Independence Day is a time to celebrate our country, but with patriotic sentiment at perhaps an all-time low, this year’s holiday is also an opportunity for us to remember how excruciatingly lucky we are to be American citizens. With nothing but bad news filling our screens in recent months, love of country has become anything but an article of faith. When Gallup first started asking Americans how proud they were of their country months before the 9/11 attacks, 87 percent claimed to be “extremely” or “very” proud and only 2 percent said they were only “a little proud” or “not at all” proud. Gallup recently released this year’s American-pride poll, and the results are concerning to say the least: The extremely/very proud cohort has fallen to an all-time low of 63 percent, while the only a little proud/not all proud group has swelled from 12 percent to 21 percent in the last year.

The media seized on the poll to — you guessed it — blame President Trump. The Washington Post ran an opinion piece with the headline, “Trump Promised National Pride. A New Poll Proves He’s Delivered National Shame.” CNN ran an analysis piece under the headline, “Proud to be an American? Not so much anymore.” The common thread in these and other pieces was that they sounded more triumphal than sad, as though the decline in patriotic sentiment was good because it reflected poorly on Trump. President Trump has undoubtedly caused many Americans to feel less patriotic, but the truth is that patriotism has been waning for years.

Love of country shouldn’t be a partisan issue, but the Gallup poll revealed that 88 percent of Republicans said they were very or extremely proud to be American, compared to just 42 percent of Democrats. College graduates, people of color, and young people were the least proud to be American, according to the survey. In March 2017, 43 percent of respondents in their twenties said they were extremely proud to be American. Today, that figure stands at just 20 percent.

We tend to take our beautiful country for granted, focusing on its problems rather than its blessings, but millions of aspiring migrants around the world understand what a comparatively excellent place to live America is. In 2018, more than 23 million foreign nationals applied to take part in our green-card lottery. Every country has its problems, and we certainly have our fair share. Freedom of speech is under attack here like never before. Discrimination is still a problem. But these are issues that are by no means unique to us.

Mark Twain once defined patriotism as “supporting your country all the time and your government when it deserves it.” Americans have historically come together during times of crisis, but this isn’t happening now, in part because many on the left don’t subscribe to Twain’s maxim. Some are still so outraged that 62 million Americans voted for Donald Trump that they now view our country as an irredeemably tarnished place.

Those folks would do well to recognize that America is a lot bigger than the presidency. Elections matter, but presidents come and go; our country endures. As the 19th century House speaker and secretary of state James Blaine once said, “There is no ‘Republican,’ no ‘Democrat,’ on the Fourth of July — all are Americans. All feel that their country is greater than party.”

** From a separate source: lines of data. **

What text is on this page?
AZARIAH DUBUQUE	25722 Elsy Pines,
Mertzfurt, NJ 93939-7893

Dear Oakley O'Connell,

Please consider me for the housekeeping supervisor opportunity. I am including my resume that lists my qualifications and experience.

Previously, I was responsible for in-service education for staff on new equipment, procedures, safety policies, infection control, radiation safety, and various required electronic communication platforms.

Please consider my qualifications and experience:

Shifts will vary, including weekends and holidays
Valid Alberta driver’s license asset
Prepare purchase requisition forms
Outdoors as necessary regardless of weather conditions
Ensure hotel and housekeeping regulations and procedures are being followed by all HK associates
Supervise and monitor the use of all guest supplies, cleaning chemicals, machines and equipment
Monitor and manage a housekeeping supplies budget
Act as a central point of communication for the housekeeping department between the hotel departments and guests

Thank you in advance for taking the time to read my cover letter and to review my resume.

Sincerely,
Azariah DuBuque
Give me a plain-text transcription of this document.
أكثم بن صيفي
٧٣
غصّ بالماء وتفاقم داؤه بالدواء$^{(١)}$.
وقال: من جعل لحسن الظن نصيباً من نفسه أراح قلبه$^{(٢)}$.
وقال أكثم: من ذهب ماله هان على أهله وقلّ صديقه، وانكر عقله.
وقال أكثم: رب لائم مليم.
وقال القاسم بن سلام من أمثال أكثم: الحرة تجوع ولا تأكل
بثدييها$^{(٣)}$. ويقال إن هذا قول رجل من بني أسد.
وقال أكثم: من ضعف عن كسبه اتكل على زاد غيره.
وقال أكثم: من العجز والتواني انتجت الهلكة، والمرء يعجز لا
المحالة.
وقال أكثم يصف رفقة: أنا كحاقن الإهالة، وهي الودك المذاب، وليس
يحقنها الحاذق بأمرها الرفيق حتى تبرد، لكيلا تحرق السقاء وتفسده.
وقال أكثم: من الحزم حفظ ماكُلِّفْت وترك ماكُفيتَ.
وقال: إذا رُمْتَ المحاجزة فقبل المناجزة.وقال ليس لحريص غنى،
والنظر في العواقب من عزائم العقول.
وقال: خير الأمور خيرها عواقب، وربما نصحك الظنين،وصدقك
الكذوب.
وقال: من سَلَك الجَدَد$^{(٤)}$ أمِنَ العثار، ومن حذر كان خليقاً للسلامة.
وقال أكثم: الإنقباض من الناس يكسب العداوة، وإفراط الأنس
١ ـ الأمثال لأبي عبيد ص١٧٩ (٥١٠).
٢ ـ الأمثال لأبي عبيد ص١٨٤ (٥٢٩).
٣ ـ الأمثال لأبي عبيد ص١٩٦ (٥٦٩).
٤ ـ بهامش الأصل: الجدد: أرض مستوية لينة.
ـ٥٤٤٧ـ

I never appreciated our country more than when I was serving it as a diplomat overseas. When you visit other countries, they’re novel and appealing in some ways. But the more time you spend, particularly in dysfunctional global hot spots, of which there are unfortunately many, the more you realize that our problems are comparatively quite manageable.

Don Parrish, a friend of mine from Illinois who is considered one of the world’s most-traveled people, is often asked to name his favorite country or place. His answer is always the same: There is no country like the United States. The more one travels, the more one appreciates one’s home.

As we prepare to celebrate America’s 244th birthday, those of us who remain proudly patriotic must redouble our efforts to convert friends, colleagues, and relatives who have grown disillusioned with our troubled-but-still-magisterial country. Because in the end, no nation can thrive if too many of its citizens no longer love it.